Ah, y si te preguntas sobre el menú del día, generalmente ofrecen una variedad de platos como crema catalana, cocas rellenas y los infaltables platos combinados. Así que, ya lo sabes, si pasas por la ciudad amurallada, El Comerç del Mallol es casi una parada obligatoria. La próxima vez que tengas un antojo de buena comida en un lugar hermoso, no dudes en ir. ¡Te va a encantar!
Cuáles son algunos de los platos destacados que no debo perderme
Y, claro, no puedo dejar de hablarte de El Comerç del Mallol. Si alguna vez te pasas por Montblanc, este lugar es una auténtica joya en plena Plaça Major. La atmósfera es buenísima: siempre hay un ambiente animado, con ese toque de pueblo que hace que te sientas como en casa. Imagínate disfrutando de una buena cerveza bajo el cielo azul, rodeado de risas y charlas. ¿Te puedo decir algo? Sus terrazas son perfectas para charlar con amigos mientras disfrutas del buen tiempo.
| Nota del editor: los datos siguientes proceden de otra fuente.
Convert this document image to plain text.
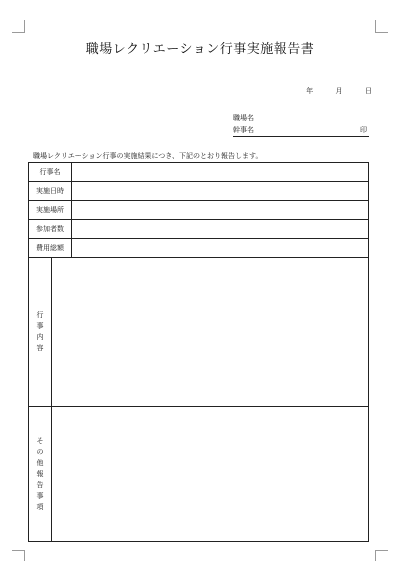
職場レクリエーション行事実施報告書
年	月	日
職場名
幹事名	印
職場レクリエーション行事の実施結果につき、下記のとおり報告します。
行事名		
実施日時		
実施場所		
参加者数		
費用総額		
行事内容		
その他報告事項		
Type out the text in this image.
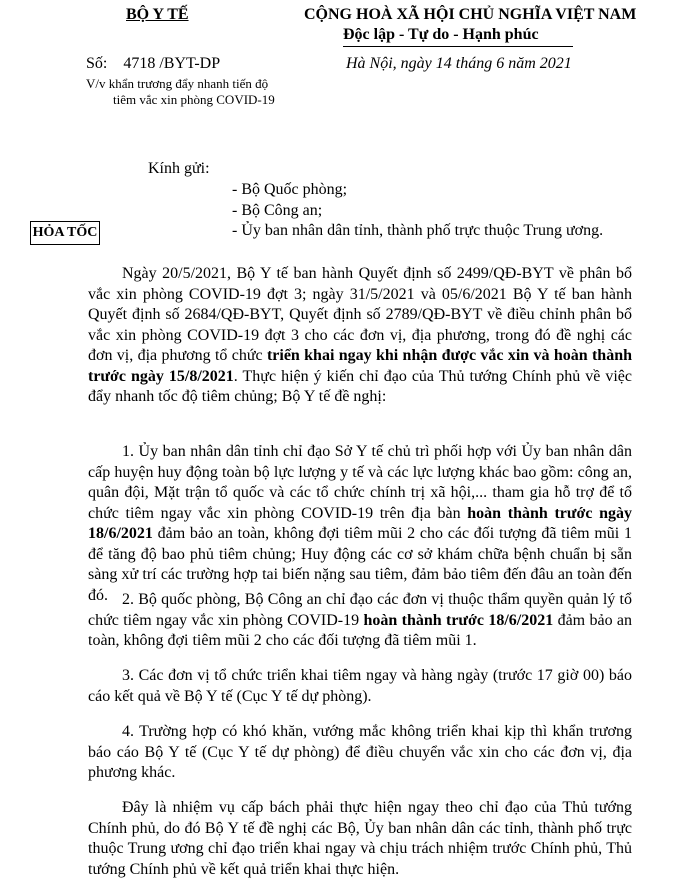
BỘ Y TẾ	CỘNG HOÀ XÃ HỘI CHỦ NGHĨA VIỆT NAM
Độc lập - Tự do - Hạnh phúc
Số: 4718 /BYT-DP
V/v khẩn trương đẩy nhanh tiến độ
tiêm vắc xin phòng COVID-19
Hà Nội, ngày 14 tháng 6 năm 2021
Kính gửi:
- Bộ Quốc phòng;
- Bộ Công an;
- Ủy ban nhân dân tỉnh, thành phố trực thuộc Trung ương.
HỎA TỐC

Ngày 20/5/2021, Bộ Y tế ban hành Quyết định số 2499/QĐ-BYT về phân bổ vắc xin phòng COVID-19 đợt 3; ngày 31/5/2021 và 05/6/2021 Bộ Y tế ban hành Quyết định số 2684/QĐ-BYT, Quyết định số 2789/QĐ-BYT về điều chỉnh phân bổ vắc xin phòng COVID-19 đợt 3 cho các đơn vị, địa phương, trong đó đề nghị các đơn vị, địa phương tổ chức triển khai ngay khi nhận được vắc xin và hoàn thành trước ngày 15/8/2021. Thực hiện ý kiến chỉ đạo của Thủ tướng Chính phủ về việc đẩy nhanh tốc độ tiêm chủng; Bộ Y tế đề nghị:

1. Ủy ban nhân dân tỉnh chỉ đạo Sở Y tế chủ trì phối hợp với Ủy ban nhân dân cấp huyện huy động toàn bộ lực lượng y tế và các lực lượng khác bao gồm: công an, quân đội, Mặt trận tổ quốc và các tổ chức chính trị xã hội,... tham gia hỗ trợ để tổ chức tiêm ngay vắc xin phòng COVID-19 trên địa bàn hoàn thành trước ngày 18/6/2021 đảm bảo an toàn, không đợi tiêm mũi 2 cho các đối tượng đã tiêm mũi 1 để tăng độ bao phủ tiêm chủng; Huy động các cơ sở khám chữa bệnh chuẩn bị sẵn sàng xử trí các trường hợp tai biến nặng sau tiêm, đảm bảo tiêm đến đâu an toàn đến đó. 2. Bộ quốc phòng, Bộ Công an chỉ đạo các đơn vị thuộc thẩm quyền quản lý tổ chức tiêm ngay vắc xin phòng COVID-19 hoàn thành trước 18/6/2021 đảm bảo an toàn, không đợi tiêm mũi 2 cho các đối tượng đã tiêm mũi 1.

3. Các đơn vị tổ chức triển khai tiêm ngay và hàng ngày (trước 17 giờ 00) báo cáo kết quả về Bộ Y tế (Cục Y tế dự phòng).

4. Trường hợp có khó khăn, vướng mắc không triển khai kịp thì khẩn trương báo cáo Bộ Y tế (Cục Y tế dự phòng) để điều chuyển vắc xin cho các đơn vị, địa phương khác.

Đây là nhiệm vụ cấp bách phải thực hiện ngay theo chỉ đạo của Thủ tướng Chính phủ, do đó Bộ Y tế đề nghị các Bộ, Ủy ban nhân dân các tỉnh, thành phố trực thuộc Trung ương chỉ đạo triển khai ngay và chịu trách nhiệm trước Chính phủ, Thủ tướng Chính phủ về kết quả triển khai thực hiện.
Hablando de la comida, la oferta culinaria es de primera. Tienen de todo un poco, desde tapas tradicionales que no puedes dejar pasar hasta platos más elaborados. Sin embargo, algo que realmente brilla es la paella que preparan. Tiene ese sabor a mar que te hace querer volver por más. Y si lo tuyo son las tapas, las patatas bravas son un clásico que nunca decepciona; están crujientes y con la salsa justo en el punto. ¡El combo perfecto!
Y si andas buscando algo dulce, no te olvides de preguntar por los postres caseros. Siempre tienen alguna sorpresa, pero el flan de huevo suele estar en la lista, y créeme, está para chuparse los dedos. Oye, si decides ir en un grupo, ¡mejor! Así puedes pedir varios platos y compartir. Eso sí, ten en cuenta que la gente suele llenarse, así que reserva si puedes.
Ahora, si te estás preguntando qué no deberías perderte en tu visita, pues aquí va: la paella, las patatas bravas y, por supuesto, el flan de huevo. Con eso vas a dejar a tu paladar más que satisfecho. ¡No te olvides de pasar por ahí y disfruta de todo lo que tiene para ofrecerte!